Yes, there is a difference in schools. Some teach better than others. Some demand more of their students than do others. But the mere fact that a person attended a certain school means nothing to me. Why even list it? We need a better yardstick... how did that student perform in school? What did the student accomplish after graduation?

Years later my son was teaching at Cornell - high above Cayuga's waters. He spent most of his time in his office with students who were begging for a higher grade. He said a student would make 60% on a test, then argue endlessly for a better grade.

Maybe that sorry student is today holding some very important position in government, and proudly proclaims that he graduated from Cornell! He is still a 60% student.

Friday, May 14, 2010

Time to opine!

I have to vent. After a year of outrageous actions on the part of our federal government, one more outrage should not cause your head to explode. However, the piling of the Obama Administration's reaction to the new Arizona immigration law on top of all previous outrages, does the trick.

Barack Obama warns that if you take your child out for ice cream a police officer may demand to see "your papers".

Eric Holder, America's top lawyer, is concerned that the Arizona law will lead to racial profiling and announces that the government is considering filing a lawsuit against the state of Arizona.

Then, under oath in a Congressional hearing, Holder admits he has not read the Arizona law! (Members of Congress were handed a Health Care Bill of over 2,000 pages and expected to read and understand it in 24 hours.)

Doesn't everyone understand that neither Holder nor Obama have read the Arizona law, because neither man gives a damn about the content of the Arizona law? They only want to keep agitating the subject to help assure that the vast majority of Hispanics will vote for Democrats.

Tuesday, May 11, 2010

Big Girls Don't Cry...

Well, sometime they do, along with big boys. The truth is, some people, boys and girls, big and small, old and young, easily cry. Some do not.

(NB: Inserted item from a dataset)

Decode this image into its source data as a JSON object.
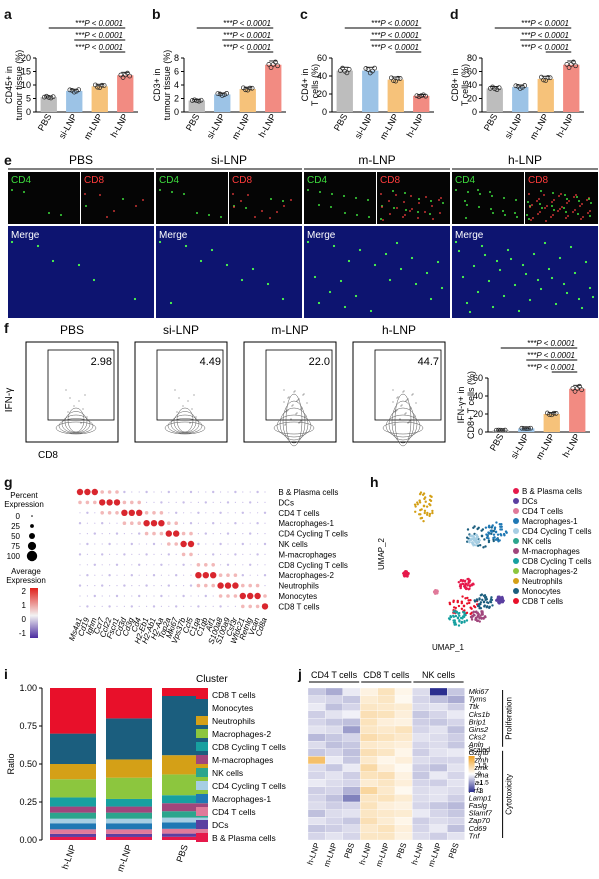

If you easily cry, it is totally beyond your control. You hear a patriotic song; you spot a disabled veteran; you watch a wedding as people make vows they, and you, hope will hold a lifetime; the accomplishment of a child; a random act of kindness... your eyes suddenly burn and tears well. You dare not speak, knowing a choke, a sob, or some other involuntary sound will come from your throat and reveal your emotional overload. They will wonder.

Elvis Presley once recorded a song titled "I Was The One". He sang, the sight of her tears drives you out of your mind. As a matter of fact, the sight of tears drives a lot of people out of their mind, and not in an empathetic way. People who do not cry look at people who do cry as weak, or worse. At best, they turn their eyes away. Sometimes they make a remark that hurts.

A senior friend once admitted that he cried at the drop of a hat. That made me think that crying easily was just another unpleasant side effect of aging. As though, by the time you are old, your nerves have been rubbed so raw, your emotions easily erupt in tears. Then, I see younger people cry... at times when they should not!

So, it remains that some big girls, and others, do cry, whether they like it or not. I've noticed that if a person has a visible disability, like a limp, people sympathize. If the disability is not so visible, as in the case of mental disability, people just dismiss you as stupid. Crying, involuntarily, is visible. But don't expect sympathy.